Народ лежит везде, песка не увидать,
На пляже, где драже, газировка нарасхват,
Хоть в океане плещется нагретая вода,
Никто не хочет плавать, а спешат они куда?
Да на пляж, где по берегу рассыпано драже,
Девочки ныряют, а парни в кураже.
Пора уж повзрослеть, не все им дурака валять,
Ведь я ищу любовь, а не причину горевать.
Чичи завершила исполнение, встряхивая банку все тише и тише, пока шелест не смолк. Пианист выпрямился на табурете и одобрительно кивнул.
Чичи поблагодарила его и спустилась в зал. Когда она проходила мимо дирижера, тот встал.
– Весьма мило, – сказал он. – День нам предстоит долгий, далеко не уходите.
– Это можно устроить.
– Оставьте свои контактные данные мисс Боумэн.
Чичи взглянула на Пола Годфри, изучавшего какую-то нотную партитуру.
– Благодарю вас, мистер Годфри.
Годфри кивнул, не поднимая глаз. Чичи вышла из зала через заднюю дверь.
– А я справлюсь с эдакой прытью? – негромко проговорил Годфри.
– Есть в этом что-то очаровательное, – признал дирижер.

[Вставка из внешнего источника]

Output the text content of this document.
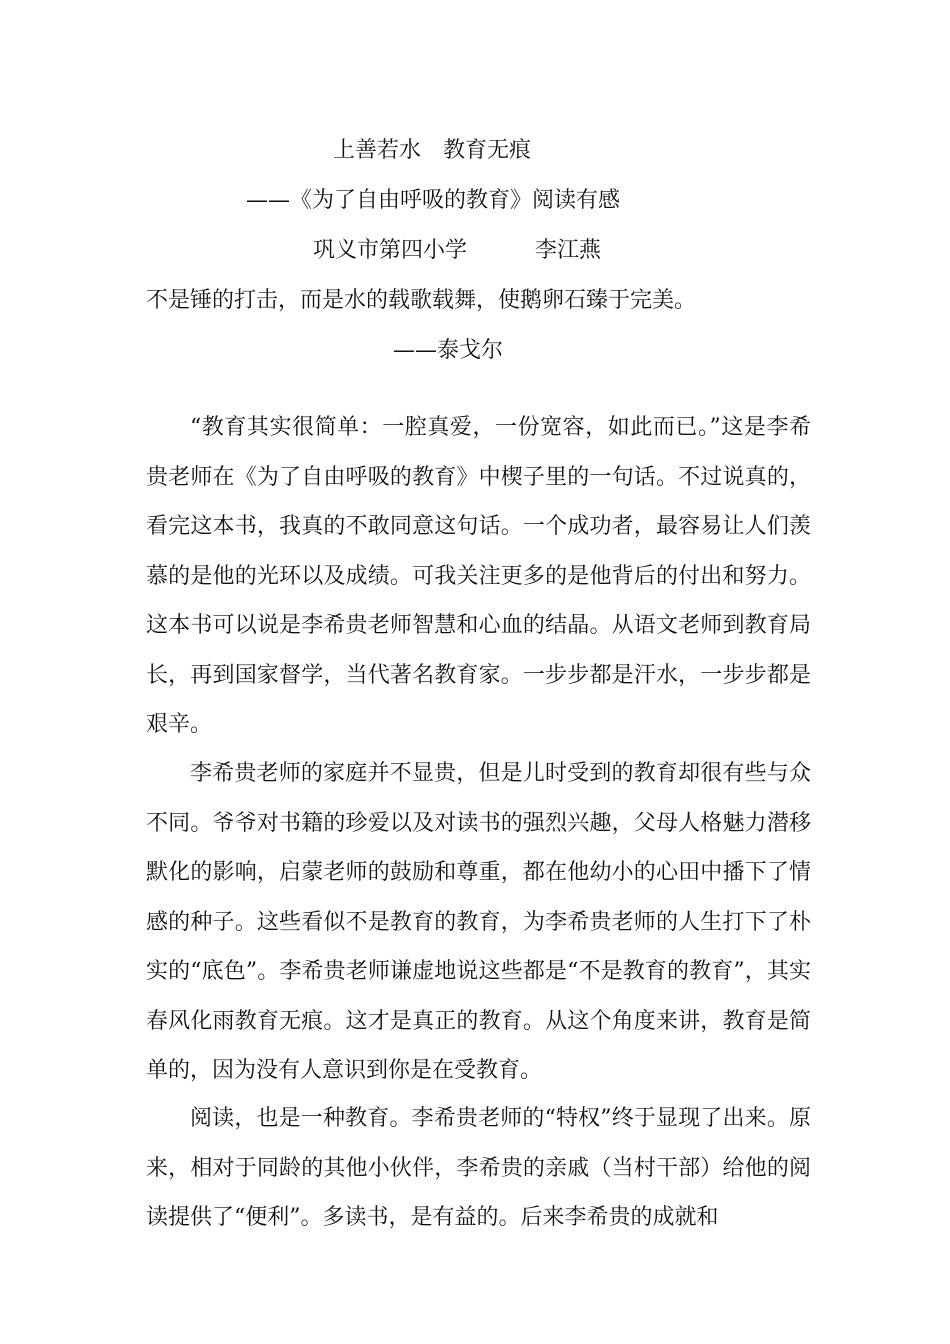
上善若水　教育无痕
——《为了自由呼吸的教育》阅读有感
巩义市第四小学	李江燕
不是锤的打击，而是水的载歌载舞，使鹅卵石臻于完美。
——泰戈尔

“教育其实很简单：一腔真爱，一份宽容，如此而已。”这是李希贵老师在《为了自由呼吸的教育》中楔子里的一句话。不过说真的，看完这本书，我真的不敢同意这句话。一个成功者，最容易让人们羡慕的是他的光环以及成绩。可我关注更多的是他背后的付出和努力。这本书可以说是李希贵老师智慧和心血的结晶。从语文老师到教育局长，再到国家督学，当代著名教育家。一步步都是汗水，一步步都是艰辛。

李希贵老师的家庭并不显贵，但是儿时受到的教育却很有些与众不同。爷爷对书籍的珍爱以及对读书的强烈兴趣，父母人格魅力潜移默化的影响，启蒙老师的鼓励和尊重，都在他幼小的心田中播下了情感的种子。这些看似不是教育的教育，为李希贵老师的人生打下了朴实的“底色”。李希贵老师谦虚地说这些都是“不是教育的教育”，其实春风化雨教育无痕。这才是真正的教育。从这个角度来讲，教育是简单的，因为没有人意识到你是在受教育。

阅读，也是一种教育。李希贵老师的“特权”终于显现了出来。原来，相对于同龄的其他小伙伴，李希贵的亲戚（当村干部）给他的阅读提供了“便利”。多读书，是有益的。后来李希贵的成就和
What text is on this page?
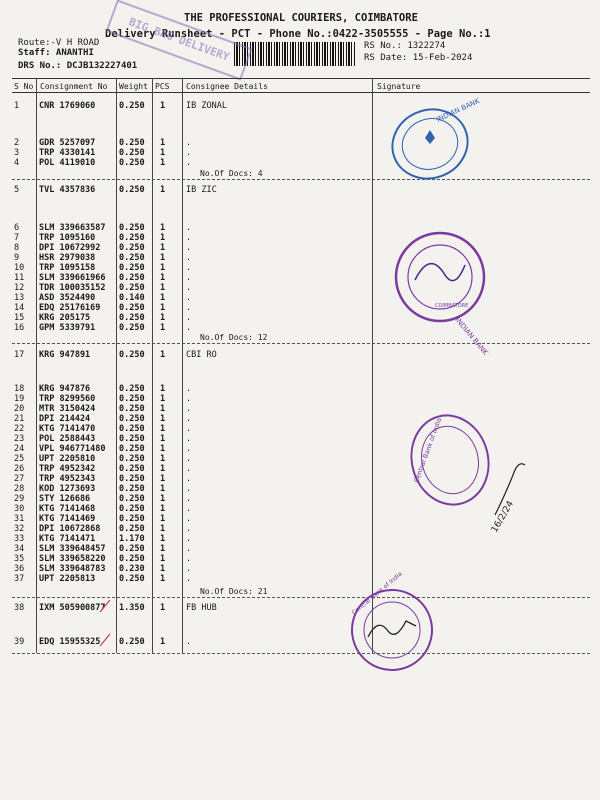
THE PROFESSIONAL COURIERS, COIMBATORE
Delivery Runsheet - PCT - Phone No.:0422-3505555 - Page No.:1
Route:-V H ROAD
Staff: ANANTHI
DRS No.: DCJB132227401
RS No.: 1322274
RS Date: 15-Feb-2024
BIG BAG DELIVERY
S No Consignment No Weight PCS Consignee Details	Signature
1 CNR 1769060	0.250 1 IB ZONAL
2 GDR 5257097	0.250 1 .
3 TRP 4330141	0.250 1 .
4 POL 4119010	0.250 1 .
5 TVL 4357836	0.250 1 IB ZIC
6 SLM 339663587 0.250 1 .
7 TRP 1095160	0.250 1 .
8 DPI 10672992 0.250 1 .
9 HSR 2979038	0.250 1 .
10 TRP 1095158	0.250 1 .
11 SLM 339661966 0.250 1 .
12 TDR 100035152 0.250 1 .
13 ASD 3524490	0.140 1 .
14 EDQ 25176169 0.250 1 .
15 KRG 205175	0.250 1 .
16 GPM 5339791	0.250 1 .
17 KRG 947891	0.250 1 CBI RO
18 KRG 947876	0.250 1 .
19 TRP 8299560	0.250 1 .
20 MTR 3150424	0.250 1 .
21 DPI 214424	0.250 1 .
22 KTG 7141470	0.250 1 .
23 POL 2588443	0.250 1 .
24 VPL 946771480 0.250 1 .
25 UPT 2205810	0.250 1 .
26 TRP 4952342	0.250 1 .
27 TRP 4952343	0.250 1 .
28 KOD 1273693	0.250 1 .
29 STY 126686	0.250 1 .
30 KTG 7141468	0.250 1 .
31 KTG 7141469	0.250 1 .
32 DPI 10672868 0.250 1 .
33 KTG 7141471	1.170 1 .
34 SLM 339648457 0.250 1 .
35 SLM 339658220 0.250 1 .
36 SLM 339648783 0.230 1 .
37 UPT 2205813	0.250 1 .
38 IXM 505900877 1.350 1 FB HUB
39 EDQ 15955325 0.250 1 .
No.Of Docs: 4
No.Of Docs: 12
No.Of Docs: 21
INDIAN BANK
INDIAN BANK
COIMBATORE
Central Bank of India
16/2/24
Central Bank of India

– Возможно – если любишь маленьких гепардов.
Чичи вышла на улицу. К хвосту кандидаток уже успели присоединиться новые поющие инженю в ожидании прослушивания у Пола Годфри. Девушки были одна красивее другой, и Чичи с горечью подумала, что если они поют так же, как выглядят, то ее быстро предадут забвению. Стоя перед клубом и разглядывая входящих соперниц, Чичи ощущала, что ей демонстрируют, каковы ее шансы на эстрадный успех.
Собиравшая анкеты Ли Боумэн маячила где-то в середине квартала. Чичи сунула руку в сумочку и вытряхнула на ладонь несколько цветных драже. Сначала она подумала, что, наверное, не стоит съедать собственный ударный инструмент, а то вдруг ее позовут обратно и попросят спеть еще раз. Но острый голод пересилил и без того слабую надежду на победу в конкурсе, так что она стала класть в рот по одной конфетке.
На Таймс-сквер не было парков, а около клуба не поставили скамеек – во всяком случае, Чичи не удалось найти ни одной. Бросив взгляд на свои часы, она стала размышлять о словах дирижера. Он велел далеко не уходить, но куда же ей деваться? Она дошла до угла и оглядела Восьмую авеню направо и налево в поисках места, где можно будет подождать, пока мистер Годфри принимает решение. Внезапно у служебного входа «Музикале» раздался многоголосый визг.